Tribune. Contrairement aux prophètes du « monde d’après », certains dirigeants d’entreprise construisent, d’ores et déjà, le nouveau monde. C’est au sortir du confinement qu’Emmanuel Faber, Pdg de Danone, a choisi de convoquer l’assemblée générale de son groupe, le 26 juin 2020, pour lui proposer d’adopter le statut de société à mission.
Cette annonce est indiscutablement le fruit d’un long cheminement vers la construction d’une entreprise engagée et responsable. Car outre la tradition sociale ancienne de Danone, l’entreprise avait dès avril 2018 adhéré au label B-Corp, pour sa filiale américaine. Mais cette fois le pas est d’une autre ampleur : car s’agissant d’une entreprise du CAC 40, l’évènement constitue une étape majeure, pour Danone, et pour la jeune histoire de la société à Mission.
Pour en mesurer toute la portée, et notamment pour la question vitale de l’alimentation mondiale, il faut le relier à un mouvement similaire venu du monde des coopératives. Car dès juillet 2018 et alors que la loi Pacte était à peine à l’étude, la plus grande coopérative agricole INVIVO, un autre géant mondial, annonçait sa volonté d’adopter le statut de société à mission pour toutes les sociétés commerciales de son groupe.
Ce double mouvement vers la société à mission, qu’il vienne de l’entreprise cotée ou de la plus grande des coopératives, traduit la révolution silencieuse qui s’opère dans les mondes inséparables de l’agriculture et de l’agro-alimentaire. Qu’un même statut permette d’unifier cette révolution sur toutes les composantes de la filière, qu’elles viennent du capitalisme ou de l’économie solidaire, démontre à l’évidence la pertinence de la société à mission pour affronter les défis les plus lourds que posent l’alimentation responsable et inclusive de l’humanité.
Il n’est pas surprenant que l’agriculture et l’industrie agro-alimentaire soient aux avant-postes de cette mutation.

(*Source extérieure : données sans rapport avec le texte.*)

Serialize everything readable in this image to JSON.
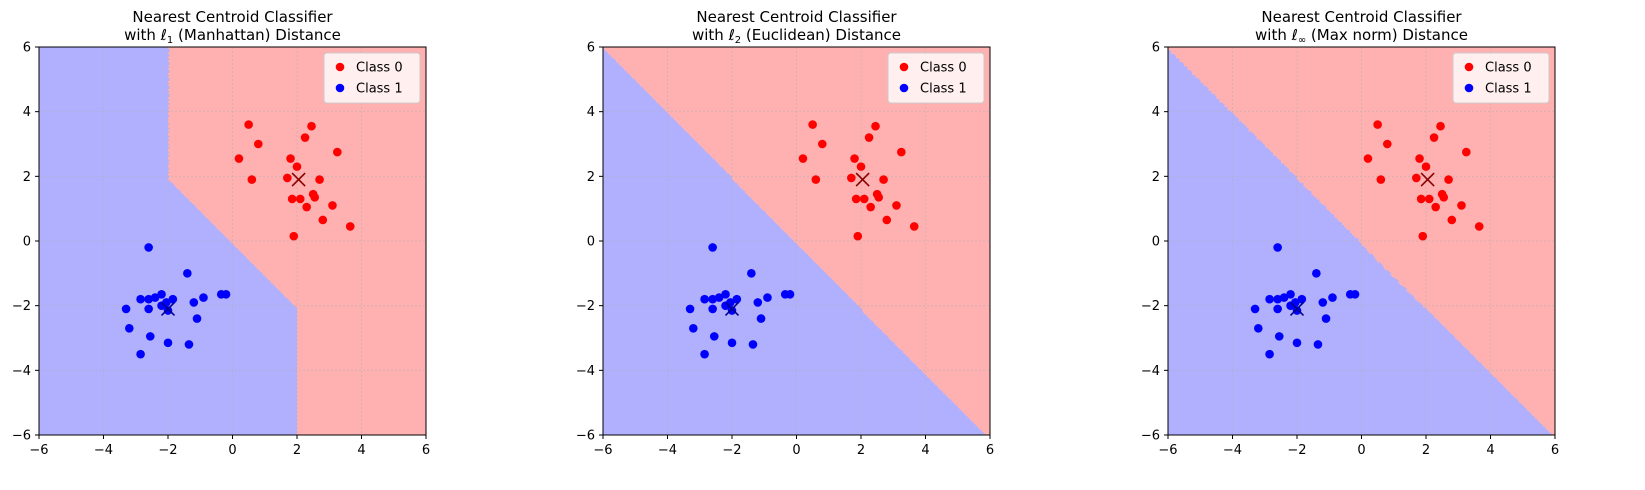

Danone doit notamment s’engager à trouver une solution responsable et cohérente pour ses emballages et ses produits qui voyagent aux quatre coins du monde. En devenant société à mission, l’entreprise transforme cette faiblesse en dynamique de solidarité et d’innovation, et s’assure le soutien de toutes ses parties prenantes, dont ses actionnaires. C’est un atout stratégique majeur pour piloter, l’esprit serein, face aux multiples disruptions à venir. En outre, la « boite à outils » de la société à mission permet une gouvernance d’entreprise à la fois audacieuse et stabilisatrice parce qu’elle est conçue pour construire un Danone en ligne avec sa mission.
On retrouve une démarche similaire chez InVivo, dont la raison d’être, créée voilà plus de 10 mois anticipait des situations de crises, analogue à celle de la Covid 19, où il faudrait assurer « la qualité alimentaire, en France et dans le monde » par « des solutions innovantes et responsables, au bénéfice des agriculteurs et des consommateurs.». Ou encore en s’engageant à « assurer la sécurité et la santé de nos collaborateurs », et à « favoriser la qualité de vie au travail qui soutient la reconnaissance des efforts et donne du sens à l’activité de chacun, à travers un dialogue social ambitieux ».
La filière agro-alimentaire est au cœur du bien commun, elle doit être présente et au service de tous, en toutes circonstances et même pendant les crises les plus graves. Les inégalités en matière d’accès à l’alimentation comme à l’eau potable sont parmi les plus inacceptables et toute crise alimentaire préparent des crises sanitaires. Et lorsque qu’InVivo inscrit comme engagement : « Nous participons à la construction d’une alimentation sûre, saine et durable, transparente pour le consommateur, ainsi qu’à l’élaboration de circuits de distribution responsables », Danone pourrait indéniablement reprendre cet engagement à son compte.
A l’instar des adhérents d’InVivo, gageons que les actionnaires de Danone, saisiront cette occasion de donner à cette grande marque, avec le statut de société à mission, les outils de bonne gouvernance et de contrôle, les plus adaptés à la construction d’un monde à la fois pleinement vivable et prospère. Le monde dans lequel les actionnaires aussi souhaitent vivre.